Burada Peygambere/peygamberlere imanın zikredilmemesi kimseyi yanıltmamalı. İnsanoğlu Allah’a iman, ahirete iman ve salih amelin Allah katındaki önemini O’nun beyanından peygamberleri vasıtasıyla öğreniyor. Buralarda Peygamber Efendimizin ya da konusuna göre başka peygamberlerin adının geçmemesi bir mana ifade etmez. Nitekim başka ayetlerde de “Tevrat’ı tasdik eden Kur’an’a inanmalarını” Kur’an açıkça zikrediyor ama ne Hz. Musa’nın (as) ne de Hz. Muhammed’in (sas) adı zikrediliyor (sas). (2/41)
Bununla beraber Peygamber Efendimizin (sas) burada zikredilmemesi söz konusu din mensuplarının kendi dinlerinde sabit kalma istekleri veya sabit kalma olgusu itibariyle olabilir. Bu durumda da onlardan beklenen İslam’a ve Müslümanlara karşı düşman olmamalarıdır. Nitekim yukarıdaki yaptığımız değerlendirmelerde de açıkça gördüğümüz üzere ehli kitabın hepsi bir değildir. Onların hepsi Kur’an’a ve Efendimiz’e karşı inkârcı bir tutum içinde değillerdir. İçlerinde din değiştirip Müslüman olanlar olduğu gibi dinlerinde sabit kalarak Müslümanlarla huzur içinde birlikte hayat süren kişiler ve gruplar da olmuştur. Dini inançtaki farklılığı düşmanlık sebebi yapmamışlardır. Yararı sadece kendi dinlerine inanan insanlara değil Müslümanlara ve müşriklere de dokunacak nice salih amellerde de bulunmuşlardır. Kur’an’ın onlarca ayetinde işaret ettiği ortak paydalarda buluşma, dini inanç, duygu, düşünce ve eylemi düşmanlık sebebi yapmama ve bu çerçevede hareket eden gayrimüslimlerle adalet, barış, huzur, güven atmosferi içinde birlikte yaşama çağrısı bu bağlamda değerlendirilmelidir.

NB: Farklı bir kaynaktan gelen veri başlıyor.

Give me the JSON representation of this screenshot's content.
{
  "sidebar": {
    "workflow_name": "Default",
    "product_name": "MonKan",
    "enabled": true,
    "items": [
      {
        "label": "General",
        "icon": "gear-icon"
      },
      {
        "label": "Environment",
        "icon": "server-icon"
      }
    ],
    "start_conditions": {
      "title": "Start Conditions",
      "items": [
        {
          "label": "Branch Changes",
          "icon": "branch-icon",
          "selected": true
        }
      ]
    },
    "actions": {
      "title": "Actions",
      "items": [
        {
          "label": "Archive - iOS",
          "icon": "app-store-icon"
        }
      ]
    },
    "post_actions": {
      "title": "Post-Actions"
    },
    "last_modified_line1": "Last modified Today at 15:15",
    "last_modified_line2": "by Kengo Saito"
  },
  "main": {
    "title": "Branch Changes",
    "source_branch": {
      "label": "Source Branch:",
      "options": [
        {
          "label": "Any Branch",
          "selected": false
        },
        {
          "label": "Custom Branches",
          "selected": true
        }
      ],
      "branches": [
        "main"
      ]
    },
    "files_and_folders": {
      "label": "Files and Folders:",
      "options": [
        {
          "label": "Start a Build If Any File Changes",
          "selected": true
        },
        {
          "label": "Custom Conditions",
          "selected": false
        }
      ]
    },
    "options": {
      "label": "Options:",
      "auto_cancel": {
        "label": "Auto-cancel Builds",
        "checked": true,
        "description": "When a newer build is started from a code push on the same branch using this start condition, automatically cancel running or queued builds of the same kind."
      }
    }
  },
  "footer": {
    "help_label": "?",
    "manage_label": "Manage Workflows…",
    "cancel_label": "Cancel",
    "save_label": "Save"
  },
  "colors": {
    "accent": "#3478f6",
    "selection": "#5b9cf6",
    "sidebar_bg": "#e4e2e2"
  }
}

Böylesi insani, dini, ahlaki ve hukuki davranışa sahip olan gayrimüslimlerin ahiretteki durumuna gelince, onlar hakkında tek tek, her bir fert için nihai hükmün Allah tarafından ahirette verileceğini söylemek Kur’an’ın ruhuna aykırı değildir. Zira bu insanların her birinin şahsiyetleri, karakterleri, söylem ve eylemleri ve özellikle de Müslümanlara gizli ve açık, sabah ve akşam düşmanlık yapmaları/yapmamaları itibariyle birbirlerinden farklıdır. Dolayısıyla verili duruma bağlı olarak inen ayet, söylenen hadis ve Hz. Peygamber pratiğini sırf aynı dini inanca sahip diye genelleyerek ele alma, kıyamete kadar gelmiş ve gelecek bütün ehli kitap için geçerli addetmek rasyonel bir çıkarım olmadığı gibi aynı zamanda Allah adına da hüküm verme manasını taşır. Allah her şeyin en doğrusunu bilir.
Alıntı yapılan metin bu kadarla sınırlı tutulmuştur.